Wednesday 13 August 2014

My Personal Games of 2013: Gone Home

Sometimes it is easy for me to forget what a young medium video games are. That what will still define many of the best games of this generation will not be how they push the boundary of what is possible, but how smartly they work within its constraints.

I initially bounced off Gone Home, perhaps because I went in with expectations that it would be the former rather than the latter. Games still struggle to provide worlds which feel inhabited, a issue Gone Home handily sidesteps by creating a contriving a setting conveniently empty of both humans and the most of the clutter we bring with us.


What Gone Home chooses to do with that empty space plays with many of the strange expectation and tropes that have grown up around the idea of being alone in old house, it's become weirdly normal when in this situation to assume everything possess some sort of ominous connotation. We don't consider that it is far more likely that lights are left on by a lazy teenager than some paranormal force, that it's red hair dye and not blood on the floor in the bathroom, and that the sound and fury of the storm outside truly signify nothing.

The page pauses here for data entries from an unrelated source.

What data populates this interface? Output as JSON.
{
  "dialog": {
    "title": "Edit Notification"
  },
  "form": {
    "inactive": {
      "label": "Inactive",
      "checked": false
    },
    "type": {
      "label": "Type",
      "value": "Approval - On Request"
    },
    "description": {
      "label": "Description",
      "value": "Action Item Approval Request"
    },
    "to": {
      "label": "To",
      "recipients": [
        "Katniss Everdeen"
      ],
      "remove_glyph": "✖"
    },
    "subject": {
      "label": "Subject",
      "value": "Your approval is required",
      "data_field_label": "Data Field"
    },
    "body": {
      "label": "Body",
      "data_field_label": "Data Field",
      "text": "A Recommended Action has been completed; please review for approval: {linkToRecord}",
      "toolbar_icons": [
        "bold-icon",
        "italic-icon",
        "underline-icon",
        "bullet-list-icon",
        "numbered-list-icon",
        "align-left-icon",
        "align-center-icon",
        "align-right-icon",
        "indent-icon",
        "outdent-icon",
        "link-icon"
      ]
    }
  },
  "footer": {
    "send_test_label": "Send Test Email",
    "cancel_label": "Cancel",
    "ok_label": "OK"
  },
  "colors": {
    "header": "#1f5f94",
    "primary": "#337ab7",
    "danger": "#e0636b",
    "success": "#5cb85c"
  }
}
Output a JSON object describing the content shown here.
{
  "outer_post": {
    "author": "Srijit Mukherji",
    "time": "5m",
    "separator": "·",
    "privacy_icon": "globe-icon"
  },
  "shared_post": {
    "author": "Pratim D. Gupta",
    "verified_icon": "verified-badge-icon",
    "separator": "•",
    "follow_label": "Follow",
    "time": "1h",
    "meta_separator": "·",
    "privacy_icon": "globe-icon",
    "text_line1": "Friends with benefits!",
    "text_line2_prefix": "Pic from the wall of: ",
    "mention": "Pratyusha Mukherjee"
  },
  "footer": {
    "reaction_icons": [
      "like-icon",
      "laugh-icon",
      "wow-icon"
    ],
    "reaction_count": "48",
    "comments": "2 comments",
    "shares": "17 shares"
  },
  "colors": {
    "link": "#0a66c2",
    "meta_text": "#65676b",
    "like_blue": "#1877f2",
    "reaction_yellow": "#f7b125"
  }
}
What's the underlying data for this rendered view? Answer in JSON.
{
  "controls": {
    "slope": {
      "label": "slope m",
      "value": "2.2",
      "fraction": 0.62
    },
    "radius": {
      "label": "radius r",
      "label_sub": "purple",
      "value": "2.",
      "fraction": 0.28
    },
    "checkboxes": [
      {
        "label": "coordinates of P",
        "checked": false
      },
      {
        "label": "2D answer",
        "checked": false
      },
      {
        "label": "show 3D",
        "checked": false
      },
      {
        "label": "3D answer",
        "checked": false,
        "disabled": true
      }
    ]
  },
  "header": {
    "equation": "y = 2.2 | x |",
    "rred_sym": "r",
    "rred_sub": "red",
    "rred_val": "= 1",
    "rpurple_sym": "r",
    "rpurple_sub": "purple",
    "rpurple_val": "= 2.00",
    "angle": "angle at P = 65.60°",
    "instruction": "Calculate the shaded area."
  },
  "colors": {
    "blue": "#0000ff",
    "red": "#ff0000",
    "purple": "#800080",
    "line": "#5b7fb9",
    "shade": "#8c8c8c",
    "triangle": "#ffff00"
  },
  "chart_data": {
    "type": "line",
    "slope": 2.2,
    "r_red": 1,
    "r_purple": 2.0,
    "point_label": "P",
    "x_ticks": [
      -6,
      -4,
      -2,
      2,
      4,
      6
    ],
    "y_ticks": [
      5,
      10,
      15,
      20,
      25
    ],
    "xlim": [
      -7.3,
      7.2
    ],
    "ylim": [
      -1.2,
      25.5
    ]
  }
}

That's not to say this is a house without any ghosts, they just take a more metaphorical form. As I explored I kept encountering the after images of a family spread out across space and time. The outlines of their personality into focus one moment, and then blurring again as a new piece of information makes me doubt my judgement again. Gone Home gives just the right amount of information to encourage speculation, without making its conclusions seem contrived. Rarely has a game done so much with so little.

Of course it wouldn't matter how cleverly put together, or smartly constructed Gone Home was if it didn't tell a story that was interesting or affecting. Thankfully (for me at least) it delivers here, getting across much of the nervousness and uncertainty needed to convincingly tell a tale of teenage love and angst.
It does all this while pulling off a difficult balancing act, achieving both the sense of inhabiting a very specific place in space and time, and addressing core themes that relate to very universal experiences.

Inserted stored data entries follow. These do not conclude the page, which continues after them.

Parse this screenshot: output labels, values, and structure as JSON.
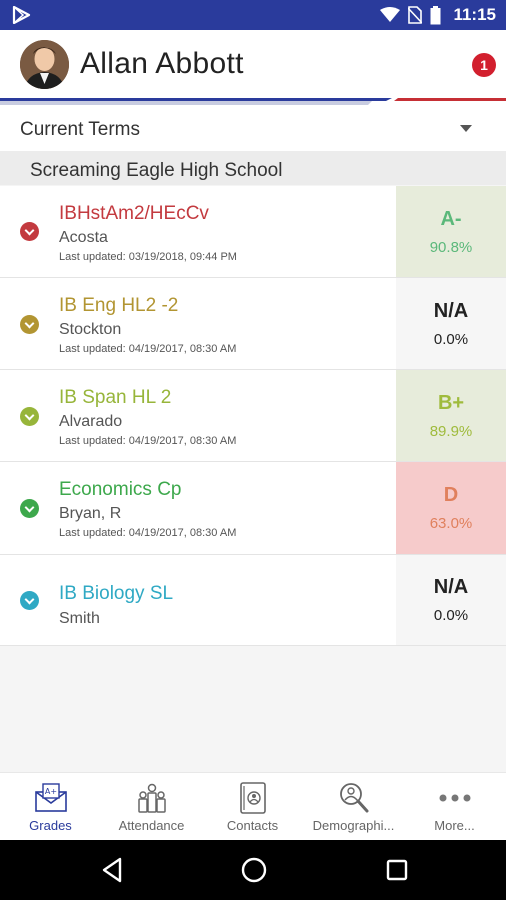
{
  "status_bar": {
    "time": "11:15"
  },
  "header": {
    "student_name": "Allan Abbott",
    "notification_count": "1"
  },
  "term_selector": {
    "label": "Current Terms"
  },
  "school": {
    "name": "Screaming Eagle High School"
  },
  "courses": [
    {
      "name": "IBHstAm2/HEcCv",
      "teacher": "Acosta",
      "last_updated": "Last updated: 03/19/2018, 09:44 PM",
      "letter": "A-",
      "percent": "90.8%",
      "color": "#c33a3f",
      "grade_color": "#5bb87a",
      "grade_bg": "#e7ecdb"
    },
    {
      "name": "IB Eng HL2 -2",
      "teacher": "Stockton",
      "last_updated": "Last updated: 04/19/2017, 08:30 AM",
      "letter": "N/A",
      "percent": "0.0%",
      "color": "#b29532",
      "grade_color": "#222222",
      "grade_bg": "#f6f6f6"
    },
    {
      "name": "IB Span HL 2",
      "teacher": "Alvarado",
      "last_updated": "Last updated: 04/19/2017, 08:30 AM",
      "letter": "B+",
      "percent": "89.9%",
      "color": "#97b53a",
      "grade_color": "#9fbb3c",
      "grade_bg": "#e7ecdb"
    },
    {
      "name": "Economics Cp",
      "teacher": "Bryan, R",
      "last_updated": "Last updated: 04/19/2017, 08:30 AM",
      "letter": "D",
      "percent": "63.0%",
      "color": "#3da84c",
      "grade_color": "#e0805d",
      "grade_bg": "#f6cbcb"
    },
    {
      "name": "IB Biology SL",
      "teacher": "Smith",
      "last_updated": "",
      "letter": "N/A",
      "percent": "0.0%",
      "color": "#2fa9c4",
      "grade_color": "#222222",
      "grade_bg": "#f6f6f6"
    }
  ],
  "tabs": [
    {
      "label": "Grades",
      "icon": "envelope-a-plus-icon",
      "active": true
    },
    {
      "label": "Attendance",
      "icon": "people-icon",
      "active": false
    },
    {
      "label": "Contacts",
      "icon": "contact-book-icon",
      "active": false
    },
    {
      "label": "Demographi...",
      "icon": "magnifier-person-icon",
      "active": false
    },
    {
      "label": "More...",
      "icon": "more-dots-icon",
      "active": false
    }
  ],
  "colors": {
    "status_bar": "#2a3b9c",
    "stripe_blue": "#2a3b9c",
    "stripe_red": "#c62f35",
    "active_tab": "#2a3b9c"
  }
}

One of the unique things about Gone Home is that the glimpses we get of the relationship between Lonnie and Sam as we explore the house reveal not a fully formed relationship, but those nervous moments from before one begins, where we are all at our most vulnerable, unsure of our own feeling and unsure if they will be reciprocated.


Over the years video games have often treated us like some irresistible lothario, and after playing gone home can't help but I wonder if the template of romance the perpetuates within gaming culture is not just one that is deceptive, omitting the loss of control, rejection, and self-doubt that comes part and parcel of any real relationship, but also actively harmful to it's players.
Bioware's Dragon Age and Mass Effect have both always offered what seem to be a tightly constrain vision of the whirlwind of emotions that surround love and relationships, never exposing players to a moment where their heart sinks in their chest, or risking saying anything they cannot take back
It feels like it took a very brave choice by the staff of Fullbright to build the finale of Gone Home the way they did, letting people unused to doubt to fear the worst, pacing itself so the player had time to worry and let their anxieties build. In fact it's pulled off so professionally that in when (spoilers!) those fears proved to be unfounded, it doesn't feel contrived and instead provides a fleeting glance of a moment of cathartic hope and acceptance between two characters which by then I had come to be very fond of.

I've seen many people say Gone Home isn't a game for everyone, and in some ways they may be right in its unconventional pacing and narrative style could be tough and off putting to people who have come to expect mastery to be the central driving force of any gaming experience. Its also a demonstration of the limits of w
hat can be achieved today even by the most careful and thoughtful of creators in video game. Still feeling closer to a piece of installation art, than to a convincing facsimile of the real world.

However in some ways none of that matters, Gone Home offers one of the most universal narrative anyone has attempted to deliver in this medium. Perhaps the best way I can sum up my feelings on the game is to say that I think everyone will have a moment in their lives where they would connect with the sort of emotions that lie at the heart of Gone Home. That there is a great value in knowing others have experienced the same doubts, anxieties, and vulnerability that come with allowing yourself to open up to another person.